I strongly object btw to having my air polluted by coal and biomass power plants when there is a cleaner option. I object to having my lungs ruined because of peoples fear of nuclear power.
Art said:
Cars are incredibly safe too right up until the moment they crash then you go from healthy to dead instantly as will happen in a nuclear accident.
That WONT happen in a nuclear accident. How many dropped dead from TMI? You seem to have a totaly unrealistic picture of what will happen if something goes wrong in a western reactor. What do you believe can happen?
Art said:
Meanwhile the radioactive material dumped in the Irish sea continues to accumulate in pockets. Who knows when these pockets will become large enough to cause problems? It's an experiment still in process so no conclusions can be drawn other than the original dispersal hypothesis has proved wrong.
And yet all that accumulated waste only gives the most exposed group a yearly dosage of 0.1mSv.
So what is so horrible about it? Such a small dosage can not cause any health problems. If it could the people living in areas with yearly background radiation over 100mSv would die at alarming rates. People working with radionuclides and beeing exposed to a few extra mSv every year would drop dead at alarming rates. But they dont.
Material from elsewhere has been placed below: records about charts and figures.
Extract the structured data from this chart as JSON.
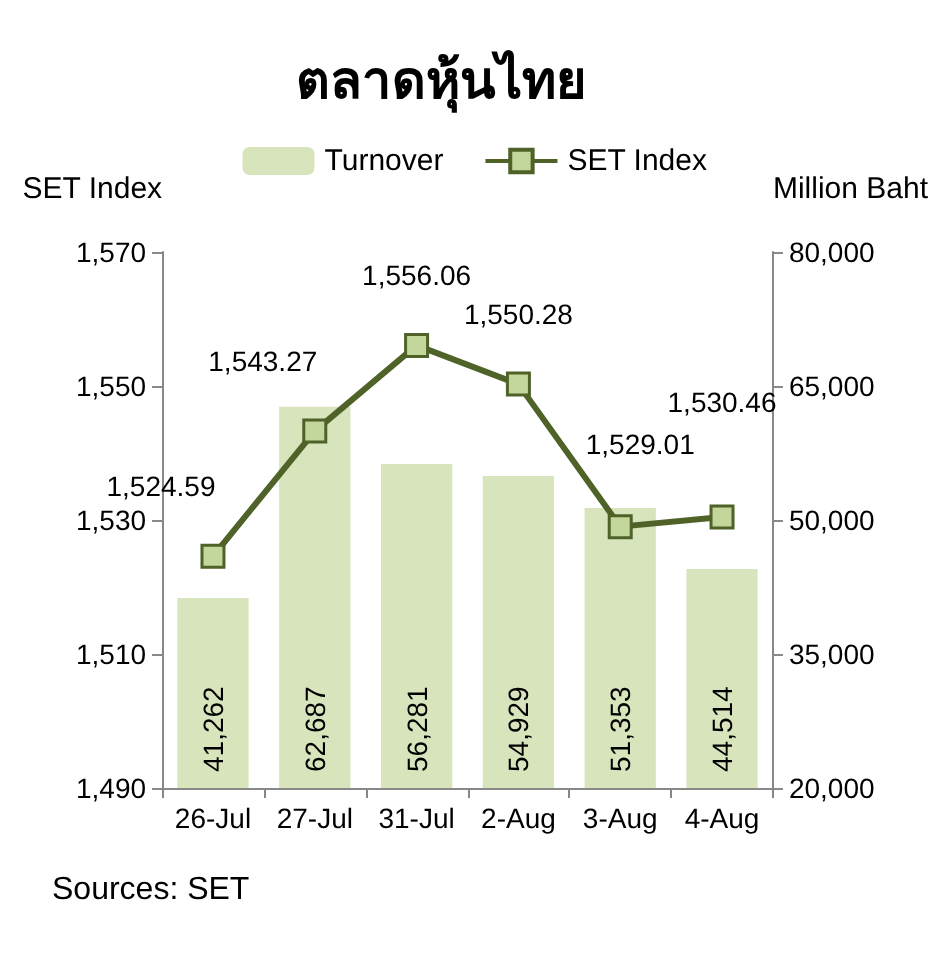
{
  "chart_data": {
    "type": "bar",
    "title": "ตลาดหุ้นไทย",
    "ylabel": "SET Index",
    "y2label": "Million Baht",
    "categories": [
      "26-Jul",
      "27-Jul",
      "31-Jul",
      "2-Aug",
      "3-Aug",
      "4-Aug"
    ],
    "series": [
      {
        "name": "Turnover",
        "type": "bar",
        "axis": "y2",
        "color": "#d7e4bc",
        "values": [
          41262,
          62687,
          56281,
          54929,
          51353,
          44514
        ],
        "value_labels": [
          "41,262",
          "62,687",
          "56,281",
          "54,929",
          "51,353",
          "44,514"
        ]
      },
      {
        "name": "SET Index",
        "type": "line",
        "axis": "y",
        "color": "#4f6228",
        "marker": "square",
        "values": [
          1524.59,
          1543.27,
          1556.06,
          1550.28,
          1529.01,
          1530.46
        ],
        "value_labels": [
          "1,524.59",
          "1,543.27",
          "1,556.06",
          "1,550.28",
          "1,529.01",
          "1,530.46"
        ]
      }
    ],
    "ylim": [
      1490,
      1570
    ],
    "yticks": [
      {
        "value": 1490,
        "label": "1,490"
      },
      {
        "value": 1510,
        "label": "1,510"
      },
      {
        "value": 1530,
        "label": "1,530"
      },
      {
        "value": 1550,
        "label": "1,550"
      },
      {
        "value": 1570,
        "label": "1,570"
      }
    ],
    "y2lim": [
      20000,
      80000
    ],
    "y2ticks": [
      {
        "value": 20000,
        "label": "20,000"
      },
      {
        "value": 35000,
        "label": "35,000"
      },
      {
        "value": 50000,
        "label": "50,000"
      },
      {
        "value": 65000,
        "label": "65,000"
      },
      {
        "value": 80000,
        "label": "80,000"
      }
    ],
    "legend": "top",
    "grid": false,
    "annotations": [
      "Sources: SET"
    ]
  }
}
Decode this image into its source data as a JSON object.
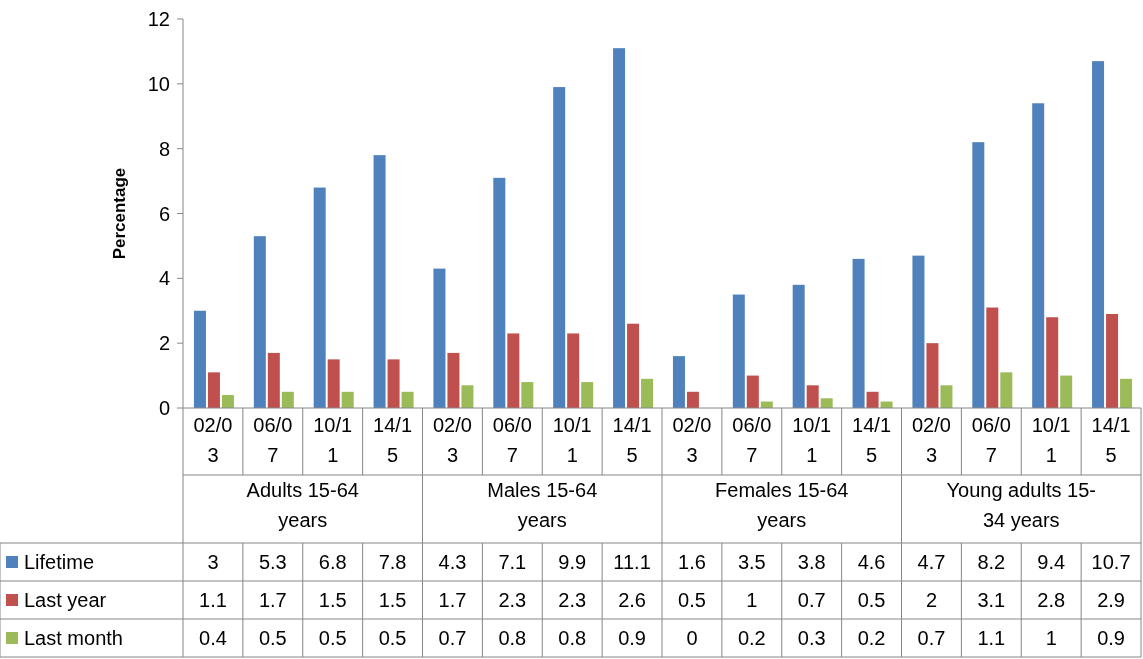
{
  "chart_data": {
    "type": "bar",
    "ylabel": "Percentage",
    "categories": [
      "02/03",
      "06/07",
      "10/11",
      "14/15",
      "02/03",
      "06/07",
      "10/11",
      "14/15",
      "02/03",
      "06/07",
      "10/11",
      "14/15",
      "02/03",
      "06/07",
      "10/11",
      "14/15"
    ],
    "annotations": [
      "Adults 15-64 years",
      "Males 15-64 years",
      "Females 15-64 years",
      "Young adults 15-34 years"
    ],
    "series": [
      {
        "name": "Lifetime",
        "color": "#4f81bd",
        "values": [
          3,
          5.3,
          6.8,
          7.8,
          4.3,
          7.1,
          9.9,
          11.1,
          1.6,
          3.5,
          3.8,
          4.6,
          4.7,
          8.2,
          9.4,
          10.7
        ]
      },
      {
        "name": "Last year",
        "color": "#c0504d",
        "values": [
          1.1,
          1.7,
          1.5,
          1.5,
          1.7,
          2.3,
          2.3,
          2.6,
          0.5,
          1,
          0.7,
          0.5,
          2,
          3.1,
          2.8,
          2.9
        ]
      },
      {
        "name": "Last month",
        "color": "#9bbb59",
        "values": [
          0.4,
          0.5,
          0.5,
          0.5,
          0.7,
          0.8,
          0.8,
          0.9,
          0,
          0.2,
          0.3,
          0.2,
          0.7,
          1.1,
          1,
          0.9
        ]
      }
    ],
    "ylim": [
      0,
      12
    ],
    "yticks": [
      0,
      2,
      4,
      6,
      8,
      10,
      12
    ],
    "grid": false,
    "legend": "bottom",
    "data_labels": true
  }
}
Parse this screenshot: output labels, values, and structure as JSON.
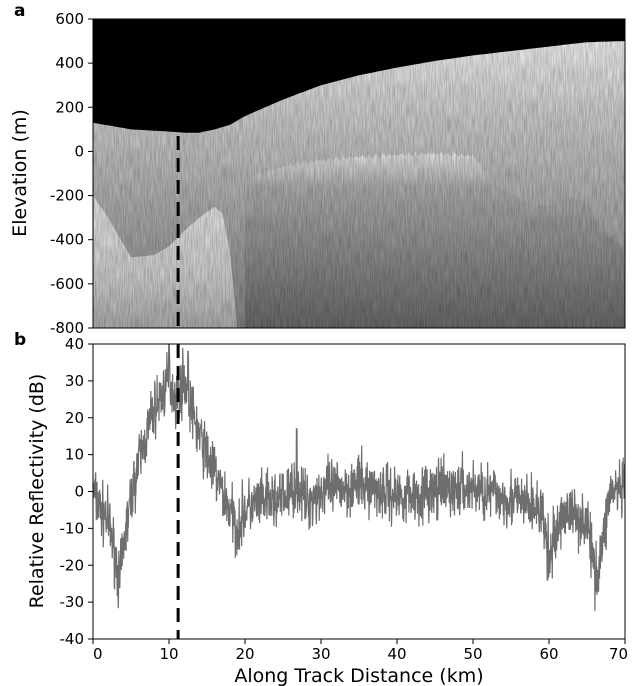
{
  "chart_data": [
    {
      "panel": "a",
      "type": "heatmap",
      "title": "",
      "xlabel": "",
      "ylabel": "Elevation (m)",
      "xlim": [
        0,
        70
      ],
      "ylim": [
        -800,
        600
      ],
      "yticks": [
        600,
        400,
        200,
        0,
        -200,
        -400,
        -600,
        -800
      ],
      "colormap": [
        "#000000",
        "#ffffff"
      ],
      "surface_elevation": {
        "x": [
          0,
          5,
          10,
          12,
          14,
          16,
          18,
          20,
          25,
          30,
          35,
          40,
          45,
          50,
          55,
          60,
          65,
          70
        ],
        "y": [
          130,
          100,
          90,
          85,
          85,
          100,
          120,
          160,
          235,
          300,
          345,
          380,
          410,
          435,
          455,
          475,
          495,
          500
        ]
      },
      "bed_reflector": {
        "x": [
          20,
          23,
          26,
          30,
          35,
          40,
          45,
          50,
          52,
          54,
          56,
          58,
          60,
          62,
          65,
          67,
          70
        ],
        "y": [
          -130,
          -90,
          -60,
          -40,
          -25,
          -15,
          -10,
          -20,
          -110,
          -170,
          -220,
          -240,
          -250,
          -200,
          -230,
          -360,
          -440
        ]
      },
      "marker_x": 11.2
    },
    {
      "panel": "b",
      "type": "line",
      "title": "",
      "xlabel": "Along Track Distance (km)",
      "ylabel": "Relative Reflectivity (dB)",
      "xlim": [
        0,
        70
      ],
      "ylim": [
        -40,
        40
      ],
      "xticks": [
        0,
        10,
        20,
        30,
        40,
        50,
        60,
        70
      ],
      "yticks": [
        40,
        30,
        20,
        10,
        0,
        -10,
        -20,
        -30,
        -40
      ],
      "line_color": "#6e6e6e",
      "envelope": {
        "x": [
          0,
          1,
          2,
          3,
          3.5,
          4,
          5,
          6,
          7,
          8,
          9,
          10,
          11,
          12,
          13,
          14,
          15,
          16,
          17,
          18,
          19,
          20,
          22,
          25,
          27,
          28,
          30,
          35,
          40,
          45,
          50,
          55,
          59,
          60,
          62,
          65,
          66,
          67,
          68,
          70
        ],
        "y": [
          0,
          -5,
          -8,
          -18,
          -25,
          -15,
          -2,
          8,
          15,
          22,
          26,
          30,
          25,
          31,
          22,
          15,
          10,
          5,
          0,
          -5,
          -10,
          -5,
          -3,
          -2,
          2,
          -3,
          0,
          2,
          -1,
          0,
          1,
          -2,
          -5,
          -18,
          -5,
          -8,
          -22,
          -15,
          0,
          0
        ]
      },
      "noise_amplitude_db": 6,
      "sharp_features": [
        {
          "x": 3.5,
          "y": -26
        },
        {
          "x": 10,
          "y": 40
        },
        {
          "x": 12.5,
          "y": 38
        },
        {
          "x": 26.8,
          "y": 17
        },
        {
          "x": 59.8,
          "y": -24
        },
        {
          "x": 66.5,
          "y": -27
        }
      ],
      "marker_x": 11.2
    }
  ],
  "labels": {
    "panel_a": "a",
    "panel_b": "b"
  }
}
Sellafield should clean up no doubt, simply because its possible to do so. But the current discharge from sellafield is not a health hazard.
Art said:
Eh?? Smoking has killed millions if not billions of people. Where are you going with that argument?
Im simply relating the toxicity. Plutonium is closely monitored and virtualy no one is exposed to measurable levels of plutonium, nicotine is released without any regard for safety. Yet nicotine is more toxic! Worrying about plutonium leakage is a complete waste of time because it is such a tiny risk compared to all other everday risk like inhaling fossil fuel waste. Literally everytime you pass by a smoker you are exposed to a risk larger than the risk you are exposed to from a lifetime of living in a country with nuclear power.
Lets get to the bottom line here. Do you agree or disagree that chernobyl the worst nuclear accident ever, worse than anything that is even physicaly possible in a modern reactor, has far less of a health and environmental impact than fossil energy during regular operation?